Она одна из первых, взяв огромную клетчатую сумку, поехала в Турцию за тряпками. Мерзла на рынках возле кольцевых станций метро. «Заработаю на машину, буду бомбить на дорогах. Руки-ноги есть». Она до того достала меня наличием рук и ног, что мои собственные стали казаться мне уродливыми никчемными отростками. Получалось, ничего они не умеют. И я мысленно оправдывалась перед ней, живу, мол, на свой счет, не побираюсь. А машина мне на фиг не нужна. Я перед техникой робею, даже садясь в такси. Возвращаясь из поездок, она звонила мне снизу, если не работал лифт, и я помогала тащить ей сумки, не представляя, как она сама с ними справляется.
– Ты слабачка. Нельзя такой быть. Если руки-ноги есть, то они свое дело сделают.
На площадке она жарко благодарила меня, а потом приносила мне подарок. Мяукающую чашку там или блузку с прошвами, набор кухонных полотенец. Я вижу, что ей доставляет удовольствие дарить мне, неумехе-чертежнице, у которой шаром покати ничего такого нет. Ни в квартире, ни на себе, ни в холодильнике. Все сокровище – шкаф с книгами.
– Читать будешь в старости, – учит она меня. – Тут тетки ищут продавщицу на лоток. Они возят – ты торгуешь. Купишь у них со скидкой себе и пальто, и обувь.

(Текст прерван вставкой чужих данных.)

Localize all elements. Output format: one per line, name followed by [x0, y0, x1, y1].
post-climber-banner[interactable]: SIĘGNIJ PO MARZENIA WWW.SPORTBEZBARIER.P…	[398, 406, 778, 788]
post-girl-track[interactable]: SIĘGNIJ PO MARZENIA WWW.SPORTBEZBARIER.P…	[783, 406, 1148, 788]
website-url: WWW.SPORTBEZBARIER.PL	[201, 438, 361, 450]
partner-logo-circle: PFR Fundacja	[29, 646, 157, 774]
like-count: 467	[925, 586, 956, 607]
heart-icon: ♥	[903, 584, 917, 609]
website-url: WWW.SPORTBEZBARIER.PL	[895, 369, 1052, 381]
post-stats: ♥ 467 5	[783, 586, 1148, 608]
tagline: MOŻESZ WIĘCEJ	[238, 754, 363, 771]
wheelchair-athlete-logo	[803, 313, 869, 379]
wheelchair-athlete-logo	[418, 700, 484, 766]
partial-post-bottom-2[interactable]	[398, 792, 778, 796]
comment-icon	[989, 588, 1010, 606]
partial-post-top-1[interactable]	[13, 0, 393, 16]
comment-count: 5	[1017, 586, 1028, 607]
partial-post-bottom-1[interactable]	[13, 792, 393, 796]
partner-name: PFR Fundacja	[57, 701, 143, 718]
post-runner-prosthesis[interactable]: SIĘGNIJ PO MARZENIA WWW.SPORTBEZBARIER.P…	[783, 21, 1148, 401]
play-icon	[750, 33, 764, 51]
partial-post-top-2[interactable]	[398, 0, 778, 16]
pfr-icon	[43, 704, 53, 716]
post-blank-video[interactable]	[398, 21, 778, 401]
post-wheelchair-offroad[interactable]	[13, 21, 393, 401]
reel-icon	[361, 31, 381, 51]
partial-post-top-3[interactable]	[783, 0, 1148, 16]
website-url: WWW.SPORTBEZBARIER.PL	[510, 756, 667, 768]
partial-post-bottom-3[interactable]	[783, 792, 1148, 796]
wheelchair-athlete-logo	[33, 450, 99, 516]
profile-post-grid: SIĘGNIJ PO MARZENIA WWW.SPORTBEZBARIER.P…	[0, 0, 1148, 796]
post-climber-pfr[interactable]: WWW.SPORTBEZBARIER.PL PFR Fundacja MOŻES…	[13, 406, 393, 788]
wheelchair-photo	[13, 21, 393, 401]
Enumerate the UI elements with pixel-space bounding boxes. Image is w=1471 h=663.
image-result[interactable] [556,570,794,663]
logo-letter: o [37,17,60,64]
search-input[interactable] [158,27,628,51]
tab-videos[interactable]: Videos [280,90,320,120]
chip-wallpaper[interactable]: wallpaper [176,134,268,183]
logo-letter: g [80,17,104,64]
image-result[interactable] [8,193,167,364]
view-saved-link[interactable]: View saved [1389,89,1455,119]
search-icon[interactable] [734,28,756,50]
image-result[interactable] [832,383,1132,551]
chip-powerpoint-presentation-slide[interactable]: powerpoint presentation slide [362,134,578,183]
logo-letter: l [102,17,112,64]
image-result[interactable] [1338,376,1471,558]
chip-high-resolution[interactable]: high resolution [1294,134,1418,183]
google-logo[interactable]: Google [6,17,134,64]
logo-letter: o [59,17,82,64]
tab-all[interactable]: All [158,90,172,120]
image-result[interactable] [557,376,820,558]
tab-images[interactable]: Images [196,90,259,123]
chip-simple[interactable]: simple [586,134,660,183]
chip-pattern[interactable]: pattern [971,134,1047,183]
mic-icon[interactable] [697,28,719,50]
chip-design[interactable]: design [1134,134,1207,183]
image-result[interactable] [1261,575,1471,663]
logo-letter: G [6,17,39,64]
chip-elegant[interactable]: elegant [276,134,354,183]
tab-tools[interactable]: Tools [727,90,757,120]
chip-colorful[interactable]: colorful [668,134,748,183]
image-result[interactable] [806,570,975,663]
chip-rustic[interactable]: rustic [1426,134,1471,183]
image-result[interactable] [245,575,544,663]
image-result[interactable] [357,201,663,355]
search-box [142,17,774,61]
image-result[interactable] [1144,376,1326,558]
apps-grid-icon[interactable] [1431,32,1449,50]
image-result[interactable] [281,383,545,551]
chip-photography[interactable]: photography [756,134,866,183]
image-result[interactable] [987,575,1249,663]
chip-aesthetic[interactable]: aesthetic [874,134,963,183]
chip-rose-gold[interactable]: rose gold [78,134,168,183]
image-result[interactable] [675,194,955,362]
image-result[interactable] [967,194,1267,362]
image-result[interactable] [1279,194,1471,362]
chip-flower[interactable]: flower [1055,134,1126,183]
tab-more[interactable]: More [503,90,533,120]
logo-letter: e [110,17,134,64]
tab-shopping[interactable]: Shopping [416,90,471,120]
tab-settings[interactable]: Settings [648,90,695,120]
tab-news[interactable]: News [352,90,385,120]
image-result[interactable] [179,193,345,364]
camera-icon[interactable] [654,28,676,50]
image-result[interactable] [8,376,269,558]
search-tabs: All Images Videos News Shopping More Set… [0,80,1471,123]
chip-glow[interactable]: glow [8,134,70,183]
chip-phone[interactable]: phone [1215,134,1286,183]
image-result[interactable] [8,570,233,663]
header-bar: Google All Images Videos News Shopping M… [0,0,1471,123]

Мне страшно от одной этой мысли, хотя возможность безработицы в моем тресте тоже маячит не слабо, но я клянусь ей в полном своем порядке, а она с иронией озирает мои полупустые стены. В эти минуты я ее ненавижу, она это сразу чувствует и уходит, и последний ее взгляд полон самой что ни есть сердечной жалости.
Но даже не принимая ее жалость (она же, сволочь, унижает!), я отношусь к ней хорошо. Время разделило меня с моими однокурсницами из строительного, кто-то взлетел в Швецию, кто-то в Германию, кто-то на Рублевку, кто-то резко поменял профессию. Курс оказался успешным. Осталась одна она – своя, через стеночку, без гонора и сочувствующая. Почему мне, похоронившей маму и забытой отцом, казалось, что она сирота? Что нас роднит одиночество крови, только проявления его разные – у меня смирение паче гордости, а у нее, наоборот, гордость паче смирения. Три года жили стенка в стенку, пока что-то стало открываться.
Она позвала меня на годовщину смерти брата. А, так у нее был брат, подумала я, ведь у меня, обойди весь свет, никогошеньки. Папа не в счет. Оказалось, прошло уже пятнадцать лет, как ее брат погиб в Афганистане. «Разорвало в клочья! – сказала она мне. – Где рука, где нога». И я, идиотка, связала его смерть с ее святой верой в силу существования рук и ног. «Пока руки-ноги есть», значит, жизнь прекрасна. Она живет за двоих, думала я, за себя и за того парня, то бишь брата. У нее четыре ноги и четыре руки.
У брата остались сыновья-близнецы, оканчивают школу. Она достала фотографию, и я просто обомлела. Такие хорошенькие, такие неотличимые. Просто пасхальная открытка.